Hi all, I am new to QuantConnect and now learning the algorithmic framework by reading docs and source code. I have found some places in the implementation of MeanVarianceOptimizationPortfolioConstructionModel that do not make sense to me. But I am unsure whether those are real issues or just my misunderstanding.

  1. Within the OnSecuritiesChanged method, when a security is added, it initializes the symbolData of the security using its historical data. But I do not understand why traling period is self.lookback * self.period instead of self.lookback + self.period. Although they should result in the same symbolData, the latter is more efficient when self.lookback is greater than 1. 

 

def OnSecuritiesChanged(self, algorithm, changes):
        '''Event fired each time the we add/remove securities from the data feed
        Args:
            algorithm: The algorithm instance that experienced the change in securities
            changes: The security additions and removals from the algorithm'''

        # clean up data for removed securities
        super().OnSecuritiesChanged(algorithm, changes)
        for removed in changes.RemovedSecurities:
            symbolData = self.symbolDataBySymbol.pop(removed.Symbol, None)
            symbolData.Reset()

        # initialize data for added securities
        symbols = [x.Symbol for x in changes.AddedSecurities]
        for symbol in [x for x in symbols if x not in self.symbolDataBySymbol]:
            self.symbolDataBySymbol[symbol] = self.MeanVarianceSymbolData(symbol, self.lookback, self.period)

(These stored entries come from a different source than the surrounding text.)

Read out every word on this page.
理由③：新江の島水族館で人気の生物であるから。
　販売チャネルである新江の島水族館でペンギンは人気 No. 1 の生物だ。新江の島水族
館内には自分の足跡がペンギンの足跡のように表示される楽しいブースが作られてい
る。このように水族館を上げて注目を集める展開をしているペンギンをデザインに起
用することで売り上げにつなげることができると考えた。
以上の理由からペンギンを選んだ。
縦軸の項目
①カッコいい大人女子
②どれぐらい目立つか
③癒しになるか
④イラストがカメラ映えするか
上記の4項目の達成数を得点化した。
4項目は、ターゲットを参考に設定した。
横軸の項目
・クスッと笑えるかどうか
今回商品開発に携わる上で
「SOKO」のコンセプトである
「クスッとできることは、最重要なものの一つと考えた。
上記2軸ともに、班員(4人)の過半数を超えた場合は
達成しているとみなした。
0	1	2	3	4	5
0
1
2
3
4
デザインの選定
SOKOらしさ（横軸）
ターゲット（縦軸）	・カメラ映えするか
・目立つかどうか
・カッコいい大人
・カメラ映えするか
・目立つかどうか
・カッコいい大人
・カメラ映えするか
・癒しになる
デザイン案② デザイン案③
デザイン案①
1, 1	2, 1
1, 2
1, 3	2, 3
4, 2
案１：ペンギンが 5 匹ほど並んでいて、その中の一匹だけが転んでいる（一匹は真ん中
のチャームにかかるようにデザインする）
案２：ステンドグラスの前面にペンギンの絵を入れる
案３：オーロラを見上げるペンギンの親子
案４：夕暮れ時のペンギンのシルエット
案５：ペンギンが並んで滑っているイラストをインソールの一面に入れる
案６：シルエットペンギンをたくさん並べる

        history = algorithm.History[TradeBar](symbols, self.lookback * self.period, self.resolution)
        for bars in history:
            for symbol, bar in bars.items():
                symbolData = self.symbolDataBySymbol.get(symbol).Update(bar.EndTime, bar.Value)

 

2. If I understand correctly, the current implementation estimates the expected return and covariance using historical forecasts from insights. However, in my view, forecasts of alpha models are usually very noisy, which makes the estimates inaccurate. In fact, since we have have historical returns available, why not just use them for estimation? For example, it makes more sense to me if we use actual historical returns to estimate covariance, and use current forecasts as the expected return.